GB: Uma determinação para dizer a cada governo onde há crianças fora da escola, que eles têm que fazer algo rapidamente para mudar esta situação. E uma determinação para nunca mais sermos complacentes com o fato de que milhões de meninas, especialmente, sejam impedidas de ter uma chance à educação. Eu acho que antes de Malala ter sido baleada (na tentativa de assassinato), havia uma presunção no mundo de que a gente conseguiria progresso com relação aos objetivos de educação universal. E que para chegarmos lá, era apenas uma questão de tempo. E desde que ela foi baleada, existe agora mais atenção à questão do trabalho infantil, do casamento de crianças, e também à discriminação a meninas, e ao tráfico de crianças também. Eu acho que as pessoas passaram a prestar mais atenção a isso tudo após o que aconteceu com Malala de que existem injustiças. E isso tem que ser corrigido rapidamente. Eu acho que no Dia de Malala quando as pessoas souberem mais sobre as injustiças que as crianças sofrem, não por culpa delas, e como elas são lançadas no trabalho infantil e são impedidas de ter um professor ou uma escola, acho que só assim haverá mais pressão sobre governos em todas as partes do mundo para se fazer mais para colocar as crianças na escola. Isso só vai acontecer quando os pais, professores e os alunos, e os governos, concluírem que a barreira de colocar uma criança na escola não é financeira, mas sim uma questão de determinação e vontade políticas, como a Malala mesma mesmo dirá, para resolver isso.

RO: O que o sr. diria aos jovens hoje, como eles poderiam promover educação a todos?

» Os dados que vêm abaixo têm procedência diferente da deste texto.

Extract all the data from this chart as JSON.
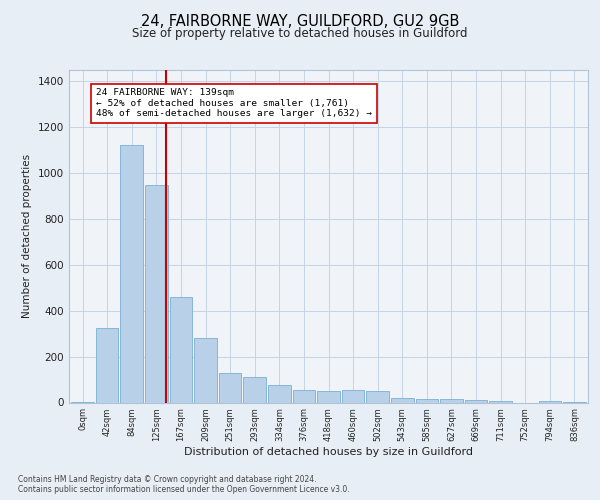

GB: Bom, nós poderíamos ter a própria Malala falando a diplomatas, chefes de Estado, políticos, mas parece que o mais certo é que ela fale a jovens, às pessoas da geração dela, ela é tão líder quanto outros líderes, que também estão tentando resolver esse tema. E com a Malala, estarão outras crianças corajosas que lutaram para resolver esta questão em outros países como Índia, Paquistão, Marrocos, Afeganistão, Nigéria. Estas crianças ou jovens de coragem também lutaram pelo direito à educação. Acho que a ideia é combinar estas pessoas e defender o caso da educação para angariar apoio em cada continente, e no mundo. E aquilo que é um caso de uma luta de direitos civis para meninos e meninas, pode ganhar força em várias partes do mundo, ganhar simpatizantes. As pessoas irão colocar pressão sobre seus governos. E estas petições, vão pressionar organizações internacionais, doadores para que eles façam mais pela educação. E acho que os jovens é que vão liderar esta luta para que cada criança possa ir à escola.